“The measure of intelligence is the ability to change.” – Albert Einstein
IN MARCH, DR. MITCHELL KATZ, President and CEO of NYC Health + Hospitals — the largest public hospital system in the U.S. — sat on a panel hosted by CRAIN’S NEW YORK BUSINESS and said something that sent a ripple through the healthcare world. He stated without apology that he is prepared to begin replacing radiologists with artificial intelligence. Radiologists. People who spent a decade in school.
Now think about that for a moment in the context of what ODs do every single day.
You interpret data. You read scans. You analyze images. You look at what a piece of technology produces and you make a clinical judgment. If Dr. Katz is prepared to make that argument about radiology, how different, really, is optometry?
I’m not raising that to frighten anyone. I’m raising it because the professionals asking that question right now are the ones who are going to be just fine. AI is moving through healthcare the way the internet moved through retail —slowly, then suddenly, and with very little patience for anyone who wasn’t paying attention.
A company called IDx Technologies already has FDA clearance for an AI system that screens patients for diabetic retinopathy without a physician ever reviewing the images. A primary care nurse uploads the photos. The algorithm reads them. A result is delivered. No specialist required.
Advertisement
On the patient side, Warby Parker’s Virtual Vision Test has been quietly doing this since 2017. Today, a patient can spend ten minutes reading letters off their iPhone, have a licensed doctor review the results remotely, and walk away with a renewed prescription for $15 — never leaving their house. A real doctor is in the loop. But that doctor is never in the room. And once that prescription hits their inbox, an entire eCommerce ecosystem is ready to fulfill it, complete with virtual try-on tools and AI-powered measurements that eliminate every remaining reason to visit a retail optical.

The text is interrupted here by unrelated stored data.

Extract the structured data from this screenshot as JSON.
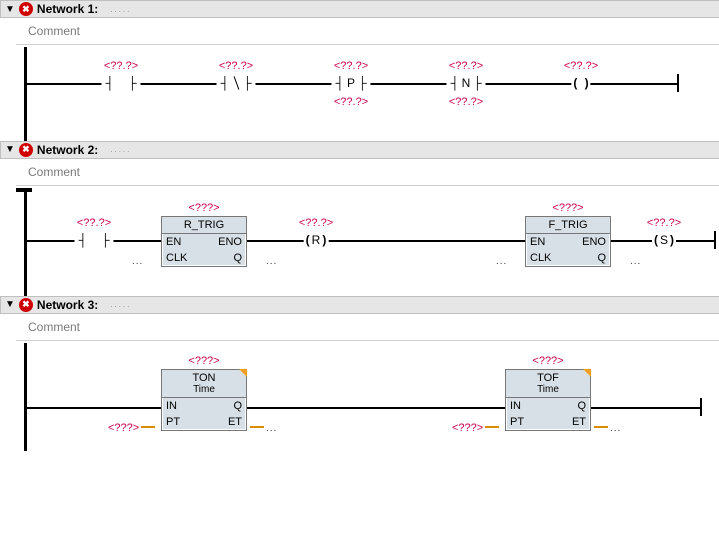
{
  "placeholders": {
    "tag": "<??.?>",
    "inst": "<???>",
    "param": "<???>"
  },
  "labels": {
    "comment": "Comment",
    "dots": ".....",
    "ellipsis": "..."
  },
  "networks": [
    {
      "title": "Network 1:",
      "has_error": true
    },
    {
      "title": "Network 2:",
      "has_error": true
    },
    {
      "title": "Network 3:",
      "has_error": true
    }
  ],
  "nw1": {
    "elements": [
      {
        "kind": "no-contact",
        "tag_top": true
      },
      {
        "kind": "nc-contact",
        "tag_top": true
      },
      {
        "kind": "p-contact",
        "letter": "P",
        "tag_top": true,
        "tag_bottom": true
      },
      {
        "kind": "n-contact",
        "letter": "N",
        "tag_top": true,
        "tag_bottom": true
      },
      {
        "kind": "coil",
        "letter": "",
        "tag_top": true
      }
    ]
  },
  "nw2": {
    "left_contact_tag": true,
    "fb1": {
      "name": "R_TRIG",
      "ports_l": [
        "EN",
        "CLK"
      ],
      "ports_r": [
        "ENO",
        "Q"
      ]
    },
    "mid_coil": {
      "letter": "R",
      "tag_top": true
    },
    "fb2": {
      "name": "F_TRIG",
      "ports_l": [
        "EN",
        "CLK"
      ],
      "ports_r": [
        "ENO",
        "Q"
      ]
    },
    "right_coil": {
      "letter": "S",
      "tag_top": true
    }
  },
  "nw3": {
    "fb1": {
      "name": "TON",
      "sub": "Time",
      "ports_l": [
        "IN",
        "PT"
      ],
      "ports_r": [
        "Q",
        "ET"
      ]
    },
    "fb2": {
      "name": "TOF",
      "sub": "Time",
      "ports_l": [
        "IN",
        "PT"
      ],
      "ports_r": [
        "Q",
        "ET"
      ]
    }
  }
}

That’s not coming. That’s already here.
The point is: optometry is not immune to technology disruption. But immunity shouldn’t be the goal. Opportunity should be. It starts with getting genuinely curious about the tools — not just aware of them, curious. The OD who understands what AI diagnostic platforms can and cannot do is in a completely different position than the one who ignores them. You don’t need to write code. You need to know enough to lead your patients through what the technology is telling them, and why your clinical interpretation still matters on top of it.
Then, invest in the patient experience like it is your single greatest competitive advantage, because it is. AI can read a scan. It cannot remember that your patient has been putting off a referral because she’s scared, or that the last time he came in he mentioned his mother just lost her vision. That human knowledge, the continuity of the relationship, is not something any algorithm is coming for. Be intentional. Deepen it. Nurture it.

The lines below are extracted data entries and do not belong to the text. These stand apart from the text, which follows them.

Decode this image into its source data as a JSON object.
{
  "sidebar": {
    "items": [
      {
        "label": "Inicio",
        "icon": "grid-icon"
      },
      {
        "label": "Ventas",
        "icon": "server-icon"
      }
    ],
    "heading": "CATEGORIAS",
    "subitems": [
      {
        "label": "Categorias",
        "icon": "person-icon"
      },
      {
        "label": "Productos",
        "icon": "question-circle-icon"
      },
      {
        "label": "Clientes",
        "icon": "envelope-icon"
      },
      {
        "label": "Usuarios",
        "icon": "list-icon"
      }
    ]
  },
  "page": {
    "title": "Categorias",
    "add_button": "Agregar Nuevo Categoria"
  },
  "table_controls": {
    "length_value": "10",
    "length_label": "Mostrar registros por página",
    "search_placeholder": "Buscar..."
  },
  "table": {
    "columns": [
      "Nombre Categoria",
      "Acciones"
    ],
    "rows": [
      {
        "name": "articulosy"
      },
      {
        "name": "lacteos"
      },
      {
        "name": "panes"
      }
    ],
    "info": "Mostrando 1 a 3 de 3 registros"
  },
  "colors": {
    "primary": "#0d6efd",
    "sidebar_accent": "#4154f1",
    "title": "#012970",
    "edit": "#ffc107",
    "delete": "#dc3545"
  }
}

And one more issue: continuing education. Optometrists are responsible professionals. They earn their CE hours. That’s not the problem. The problem is which hours they’re earning. There’s a natural pull toward the familiar — the clinical courses you already know, the topics you’re already comfortable in. But this moment calls for a deliberate stretch into less comfortable territory. Ocular technology. Health informatics. AI-assisted diagnostics. The courses that feel a little foreign right now are exactly the ones worth pursuing.